Google will finally update its iOS apps to meet Apple's demands over privacy
Since December 8th, developers of all iOS apps have been forced to submit a privacy report that contains information including the data that each app has access to from iOS users. That includes Location Data, contacts, photos and browser history. Interestingly, Google hasn't updated any of its iOS apps since December 7th which means that Google failed to meet the deadline to submit the required privacy report on its iOS apps to Apple.
In late November, Apple explained what app developers need to send to Apple in relation to their apps' privacy is concerned. "The App Store will soon help users understand an app’s privacy practices before they download the app on any Apple platform. On each app’s product page, users can learn about some of the data types the app may collect, and whether that data is linked to them or used to track them. If you haven’t already, enter your app’s privacy information in App Store Connect. As a reminder, this information will be required to submit new apps and app updates to the App Store starting December 8, 2020. Existing apps will remain available for download."

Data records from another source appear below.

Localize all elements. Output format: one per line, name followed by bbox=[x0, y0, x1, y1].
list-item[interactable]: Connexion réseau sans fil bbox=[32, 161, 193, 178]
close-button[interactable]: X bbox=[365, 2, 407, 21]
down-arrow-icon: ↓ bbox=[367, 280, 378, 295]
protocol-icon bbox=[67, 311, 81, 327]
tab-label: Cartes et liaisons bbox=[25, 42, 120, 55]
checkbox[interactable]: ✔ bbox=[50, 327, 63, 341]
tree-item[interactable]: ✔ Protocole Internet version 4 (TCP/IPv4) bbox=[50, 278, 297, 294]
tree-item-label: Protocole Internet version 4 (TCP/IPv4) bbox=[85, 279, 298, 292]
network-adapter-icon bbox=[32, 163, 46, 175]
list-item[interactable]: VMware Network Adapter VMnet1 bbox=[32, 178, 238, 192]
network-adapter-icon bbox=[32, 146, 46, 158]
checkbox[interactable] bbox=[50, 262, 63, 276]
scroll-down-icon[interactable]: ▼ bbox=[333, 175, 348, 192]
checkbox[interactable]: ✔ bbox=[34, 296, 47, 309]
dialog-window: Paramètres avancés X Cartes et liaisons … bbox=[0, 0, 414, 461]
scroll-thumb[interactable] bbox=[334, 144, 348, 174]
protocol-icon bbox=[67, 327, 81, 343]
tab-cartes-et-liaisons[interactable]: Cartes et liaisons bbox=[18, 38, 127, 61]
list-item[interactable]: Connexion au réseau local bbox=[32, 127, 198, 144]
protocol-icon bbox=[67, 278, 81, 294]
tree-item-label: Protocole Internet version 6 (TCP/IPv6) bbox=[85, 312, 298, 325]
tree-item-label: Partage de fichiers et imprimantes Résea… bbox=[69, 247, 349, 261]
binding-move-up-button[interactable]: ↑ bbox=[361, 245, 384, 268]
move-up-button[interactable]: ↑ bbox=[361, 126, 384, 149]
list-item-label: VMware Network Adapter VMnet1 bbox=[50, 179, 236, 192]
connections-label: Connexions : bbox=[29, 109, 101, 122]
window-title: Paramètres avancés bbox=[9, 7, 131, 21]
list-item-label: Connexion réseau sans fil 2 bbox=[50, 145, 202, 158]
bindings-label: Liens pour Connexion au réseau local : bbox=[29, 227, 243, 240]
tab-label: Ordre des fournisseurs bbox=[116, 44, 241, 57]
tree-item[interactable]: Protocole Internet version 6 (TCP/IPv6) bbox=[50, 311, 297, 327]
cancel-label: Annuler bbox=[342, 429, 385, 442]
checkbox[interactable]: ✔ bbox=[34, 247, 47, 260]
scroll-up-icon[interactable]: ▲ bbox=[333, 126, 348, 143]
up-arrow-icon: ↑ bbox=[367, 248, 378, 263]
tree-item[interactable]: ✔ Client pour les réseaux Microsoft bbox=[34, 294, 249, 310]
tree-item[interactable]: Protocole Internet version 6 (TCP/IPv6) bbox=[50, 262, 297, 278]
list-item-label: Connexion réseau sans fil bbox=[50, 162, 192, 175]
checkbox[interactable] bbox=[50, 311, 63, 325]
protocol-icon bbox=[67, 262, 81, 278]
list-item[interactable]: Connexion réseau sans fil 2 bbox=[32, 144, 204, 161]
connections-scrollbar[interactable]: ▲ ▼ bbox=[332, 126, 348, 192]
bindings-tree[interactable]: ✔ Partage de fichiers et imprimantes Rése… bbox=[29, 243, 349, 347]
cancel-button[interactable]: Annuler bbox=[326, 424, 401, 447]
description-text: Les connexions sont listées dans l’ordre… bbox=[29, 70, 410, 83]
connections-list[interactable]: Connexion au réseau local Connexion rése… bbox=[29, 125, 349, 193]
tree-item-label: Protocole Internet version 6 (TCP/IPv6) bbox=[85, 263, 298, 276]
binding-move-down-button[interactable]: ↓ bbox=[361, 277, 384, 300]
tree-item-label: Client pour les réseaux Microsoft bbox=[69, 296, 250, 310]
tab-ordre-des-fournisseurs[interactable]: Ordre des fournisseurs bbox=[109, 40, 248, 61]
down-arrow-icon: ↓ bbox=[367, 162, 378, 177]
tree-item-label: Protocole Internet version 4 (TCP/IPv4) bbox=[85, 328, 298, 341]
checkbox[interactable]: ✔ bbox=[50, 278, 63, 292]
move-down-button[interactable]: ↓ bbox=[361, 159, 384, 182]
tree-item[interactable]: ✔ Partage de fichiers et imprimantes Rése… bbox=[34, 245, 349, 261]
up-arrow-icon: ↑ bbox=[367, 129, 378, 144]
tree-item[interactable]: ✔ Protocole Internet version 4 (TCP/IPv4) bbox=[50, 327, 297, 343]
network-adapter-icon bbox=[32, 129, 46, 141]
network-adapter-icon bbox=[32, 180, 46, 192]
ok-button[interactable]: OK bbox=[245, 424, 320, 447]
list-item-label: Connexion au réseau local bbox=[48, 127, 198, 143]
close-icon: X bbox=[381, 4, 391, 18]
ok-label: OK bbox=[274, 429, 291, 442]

Google will send Apple the information about how its iOS apps collect data from Apple users over the next week or two
At first, some assumed that Google planned this out to make sure that it wouldn't have to give Apple the information that it is demanding. Now, according to TechCrunch, Google is ready to put those rumors to rest and will tell Apple how it collects data from App Store customers and how it is used to track them. So if Google wasn't trying to take a stand against Apple, why then did Google fail to update its iOS apps after December 7th? The answer is simple. Google did update two of its apps after the deadline but did not send the required data to Apple. It also appears that many Google employees were away for the holidays. And as TechCrunch points out, Google goes on a code freeze between late December through early January. This is done to prevent a situation that calls for Google's staff to make some immediate bug fixes while the team that handles such an issue is out on vacation.
A Google spokesman said on Tuesday that it will be adding the privacy labels to its apps either this coming week or the following week. If this proves something it is that sometimes a corporation's motive isn't what it appears to be at first glance.